# Data Mining - Lab - 2

#  Numpy  &  Perform Data Exploration with Pandas

-------------------------------------------------------------------------------
## Numpy

1) NumPy (Numerical Python) is a powerful open-source library in Python used for numerical and scientific computing.<br>
2) It provides support for large, multi-dimensional arrays and matrices, along with a collection of mathematical functions to operate on them efficiently.<br>
3) NumPy is highly optimized and written in C, making it much faster than using regular Python lists for numerical operations.<br>
4) It serves as the foundation for many other Python libraries in data science and machine learning, like pandas, TensorFlow, and scikit-learn.<br>
5) With features like broadcasting, vectorization, and integration with C/C++ code, NumPy allows for cleaner and faster code in numerical computations.<br>



### Step 1. Import the Numpy library

In [None]:
import numpy as np



### Step 2. Create a 1D array of numbers

In [None]:
arr = np.arange(11)
print(arr)
print(type(arr))

[ 0  1  2  3  4  5  6  7  8  9 10]
<class 'numpy.ndarray'>


In [None]:
arr = np.arange(2,20,2)
arr

array([ 2,  4,  6,  8, 10, 12, 14, 16, 18])

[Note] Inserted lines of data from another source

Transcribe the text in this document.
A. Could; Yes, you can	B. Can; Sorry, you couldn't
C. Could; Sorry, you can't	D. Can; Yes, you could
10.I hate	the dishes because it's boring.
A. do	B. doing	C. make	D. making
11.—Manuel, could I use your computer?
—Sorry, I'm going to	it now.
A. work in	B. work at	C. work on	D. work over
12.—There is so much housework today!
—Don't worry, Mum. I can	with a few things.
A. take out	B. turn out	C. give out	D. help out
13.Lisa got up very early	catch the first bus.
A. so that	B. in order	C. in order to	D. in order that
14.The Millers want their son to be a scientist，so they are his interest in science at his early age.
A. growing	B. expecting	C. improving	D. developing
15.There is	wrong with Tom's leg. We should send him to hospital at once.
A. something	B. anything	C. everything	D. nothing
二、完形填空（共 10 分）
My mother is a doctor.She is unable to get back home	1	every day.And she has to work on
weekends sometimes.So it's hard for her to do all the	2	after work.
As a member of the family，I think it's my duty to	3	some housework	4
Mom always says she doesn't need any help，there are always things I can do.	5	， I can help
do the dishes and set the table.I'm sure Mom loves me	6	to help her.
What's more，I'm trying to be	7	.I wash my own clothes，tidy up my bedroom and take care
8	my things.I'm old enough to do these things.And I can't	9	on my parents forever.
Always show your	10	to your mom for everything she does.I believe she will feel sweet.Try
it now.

### Step 3. Reshape 1D to 2D Array

In [None]:
np.arange(2,22,2).reshape(2,5)

array([[ 2,  4,  6,  8, 10],
       [12, 14, 16, 18, 20]])

### Step 4. Create a Linspace array

In [None]:
np.linspace(1,3,5)

array([1. , 1.5, 2. , 2.5, 3. ])

### Step 5. Create a Random Numbered Array

In [None]:
np.random.rand(10)

array([0.32513051, 0.94605105, 0.72974458, 0.382629  , 0.32952675,
       0.77702468, 0.82697908, 0.99131081, 0.47693878, 0.4751378 ])

In [None]:
np.random.rand(2,4)

array([[0.44195197, 0.41047363, 0.42008562, 0.14183039],
       [0.89560966, 0.69863512, 0.90823267, 0.77124116]])

### Step 6. Create a Random Integer Array

In [None]:
np.random.randint(10, size=10)

[3, 2, 5, 4, 6, 7, 1, 6, 2, 3]

In [None]:
np.random.randint(10,100, size=10)

array([45, 39, 80, 51, 93, 21, 84, 17, 67, 26])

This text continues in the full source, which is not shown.